Adam nodded. "Of course." With a sigh he looked at the glassy divisions of screens, resisting the urge to reactivate them and examine the subject further. He moved away from the remaining abandoned articles and took note of the look on his son's face: the thrill of discovery suddenly shut down. Ah, Kieriell, he thought, careful not to send it out, when will you stop underestimating yourself?
"Well," he said then, "tell me what else is new. What's the old man up to?"
Much of Asmodéus' time was now spent in the tabernacle until he was ready to step forward in the negotiations. Long periods of quietude fell, leaving the corridors sterile of activity though the tabernacle operated ceaselessly. Asmodéus found a numbness within his own mind that he had never experienced before. It bore some resemblance to the dull chafing on his core-being in the early period after Illyria's death. But the death strokes he felt now related to his own kingdom.

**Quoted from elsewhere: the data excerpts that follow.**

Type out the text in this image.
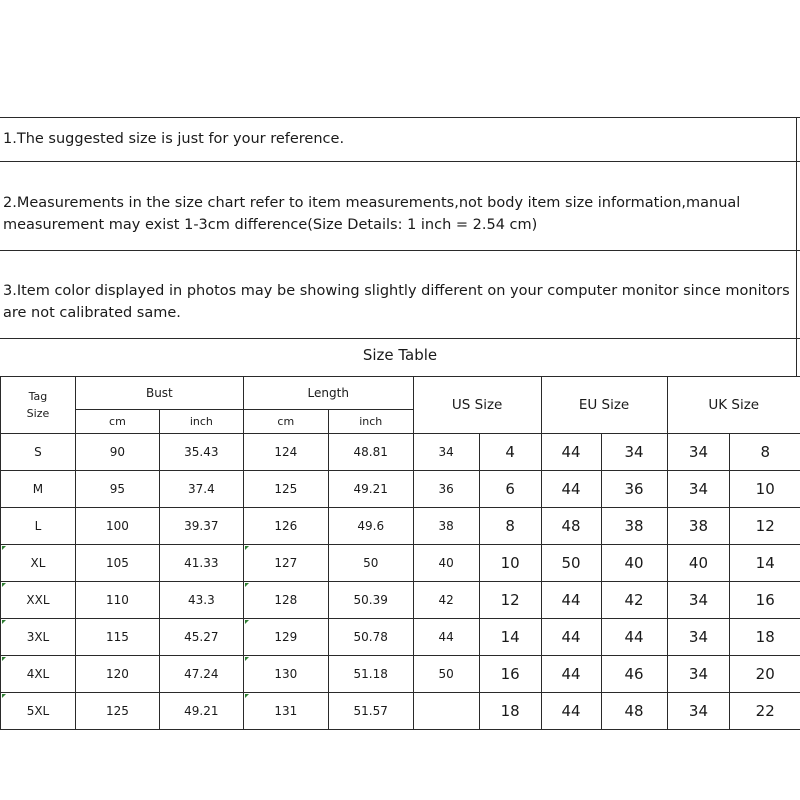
1.The suggested size is just for your reference.
2.Measurements in the size chart refer to item measurements,not body item size information,manual measurement may exist 1-3cm difference(Size Details: 1 inch = 2.54 cm)
3.Item color displayed in photos may be showing slightly different on your computer monitor since monitors are not calibrated same.
Size Table
Tag
Size	Bust		Length		US Size		EU Size		UK Size	
	cm	inch	cm	inch						

S	90	35.43	124	48.81	34	4	44	34	34	8

M	95	37.4	125	49.21	36	6	44	36	34	10

L	100	39.37	126	49.6	38	8	48	38	38	12

XL	105	41.33	127	50	40	10	50	40	40	14

XXL	110	43.3	128	50.39	42	12	44	42	34	16

3XL	115	45.27	129	50.78	44	14	44	44	34	18

4XL	120	47.24	130	51.18	50	16	44	46	34	20

5XL	125	49.21	131	51.57		18	44	48	34	22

In his private chambers, where the window projections virtually surrounded him with images of live space, he watched pensively. The vaulted ceiling above matched the view from the dome in the throne room. Some small asteroid debris, otherwise black against the backdrop of space, caught the light of Arctus and radiated sparks of reddish light. The glittering field spread out in an amoeboid fashion, and Asmodéus swore that he was foreseeing the destruction of his kingdom, all orders reduced to lingering dust. For all the strength underlying Nex's facade, the structure weakened with the approach of possible unification, and when the emperor tried to put this out of mind, commanding the screen to go dark, the recently reprogrammed system pulled up a mirror image.
His own face stared back at him from the screen, perceived by the neural system and then fed back to him. He had not looked at his reflection for a long time, and what he saw now gave him no pleasure. The bitterness in the eyes taunted him, and he wondered if he always looked like that. Did Adam and Kieriell see it and say nothing? Or had they accepted it as a permanent feature in the stolid planes of the emperor's own living mask?